One of the researchers behind either rump kernels or unikernels talked to us here about making it usable. He said he was discouraged by his advisors from doing that. He could write more papers instead.

The reason they think that was is it's quantity over quality in much of academia, esp citation scores and funding for new research. Some groups seem to have their researchers use some of their time to build useful software. Most isn't production quality or maintained because they're basically paid not to do that. It's why many don't join academic research and others supported funding cuts or reform.

Paper link (2011): https://people.cs.umass.edu/~emery/pubs/dthreads-sosp11.pdf

> DTHREADS works by exploding multithreaded applications into multiple processes, with private, copy-on-write mappings to shared memory... Experimental results show that DTHREADS substantially outperforms a state-of-the-art deterministic runtime system, and for a majority of the benchmarks evaluated here, matches and occasionally exceeds the performance of pthreads.

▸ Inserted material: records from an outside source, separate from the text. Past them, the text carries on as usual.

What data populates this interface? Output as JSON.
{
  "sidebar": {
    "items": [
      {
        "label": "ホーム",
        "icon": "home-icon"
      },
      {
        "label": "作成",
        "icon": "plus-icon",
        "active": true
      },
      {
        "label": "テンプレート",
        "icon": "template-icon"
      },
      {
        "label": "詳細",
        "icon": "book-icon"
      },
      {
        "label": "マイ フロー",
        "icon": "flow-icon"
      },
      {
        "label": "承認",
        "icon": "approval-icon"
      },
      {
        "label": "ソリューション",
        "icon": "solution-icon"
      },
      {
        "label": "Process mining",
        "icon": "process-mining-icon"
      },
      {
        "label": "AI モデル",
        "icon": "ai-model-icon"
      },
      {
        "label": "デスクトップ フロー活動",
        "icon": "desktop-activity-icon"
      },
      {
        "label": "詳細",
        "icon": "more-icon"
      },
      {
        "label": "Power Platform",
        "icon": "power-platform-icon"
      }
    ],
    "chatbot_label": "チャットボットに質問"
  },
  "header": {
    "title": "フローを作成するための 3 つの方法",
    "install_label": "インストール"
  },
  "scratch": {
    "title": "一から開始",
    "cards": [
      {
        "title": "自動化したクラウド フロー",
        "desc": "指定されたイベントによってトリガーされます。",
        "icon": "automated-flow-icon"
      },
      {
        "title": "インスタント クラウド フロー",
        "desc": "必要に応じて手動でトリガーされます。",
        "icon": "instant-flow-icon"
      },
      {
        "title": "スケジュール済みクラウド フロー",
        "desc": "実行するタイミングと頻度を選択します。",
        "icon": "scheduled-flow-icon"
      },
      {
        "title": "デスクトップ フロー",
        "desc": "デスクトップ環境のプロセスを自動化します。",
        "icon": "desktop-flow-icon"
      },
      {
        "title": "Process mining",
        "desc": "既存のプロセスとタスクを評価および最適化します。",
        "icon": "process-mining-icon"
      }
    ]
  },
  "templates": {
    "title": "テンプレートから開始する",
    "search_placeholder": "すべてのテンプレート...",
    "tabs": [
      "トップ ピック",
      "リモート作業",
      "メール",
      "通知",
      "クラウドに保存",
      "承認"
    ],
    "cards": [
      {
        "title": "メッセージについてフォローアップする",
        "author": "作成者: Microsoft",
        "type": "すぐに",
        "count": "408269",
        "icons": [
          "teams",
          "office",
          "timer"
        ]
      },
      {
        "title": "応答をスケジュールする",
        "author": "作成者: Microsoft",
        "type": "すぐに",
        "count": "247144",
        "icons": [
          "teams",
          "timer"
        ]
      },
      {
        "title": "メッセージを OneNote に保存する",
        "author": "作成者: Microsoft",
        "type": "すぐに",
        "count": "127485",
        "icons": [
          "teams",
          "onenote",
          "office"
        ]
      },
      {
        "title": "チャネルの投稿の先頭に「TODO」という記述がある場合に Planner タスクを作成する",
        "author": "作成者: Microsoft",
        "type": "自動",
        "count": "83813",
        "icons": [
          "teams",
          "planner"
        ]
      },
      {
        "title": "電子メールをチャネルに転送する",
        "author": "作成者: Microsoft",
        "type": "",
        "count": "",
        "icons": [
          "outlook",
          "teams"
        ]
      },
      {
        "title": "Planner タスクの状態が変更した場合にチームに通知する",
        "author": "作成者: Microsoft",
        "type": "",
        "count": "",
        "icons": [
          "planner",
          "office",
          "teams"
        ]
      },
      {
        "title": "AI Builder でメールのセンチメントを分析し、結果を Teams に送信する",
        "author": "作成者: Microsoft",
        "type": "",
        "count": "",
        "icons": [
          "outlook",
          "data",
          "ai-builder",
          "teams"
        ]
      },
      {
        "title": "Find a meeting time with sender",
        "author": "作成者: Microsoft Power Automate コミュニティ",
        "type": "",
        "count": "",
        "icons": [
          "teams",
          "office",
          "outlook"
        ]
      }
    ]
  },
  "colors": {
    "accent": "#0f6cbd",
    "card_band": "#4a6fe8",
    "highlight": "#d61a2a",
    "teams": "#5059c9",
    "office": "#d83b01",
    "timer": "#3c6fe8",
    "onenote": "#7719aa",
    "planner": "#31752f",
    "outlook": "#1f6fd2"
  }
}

Never heard of this, I’m really interested in digging into this paper. Thank you both for the tip!
Note that this wouldn't have been useful for Factorio, because Factorio deals with the harder problem of needing deterministic results with varying amount of parallelism, whereas from what I understand Dthread only give the same results if you run the program with the same number of "threads".
Emery Berger is one of my favorite researchers, his work has a fun bright quality that delights!
I agree. I skimmed so many of his team's papers one night. I could've submitted a bunch of them.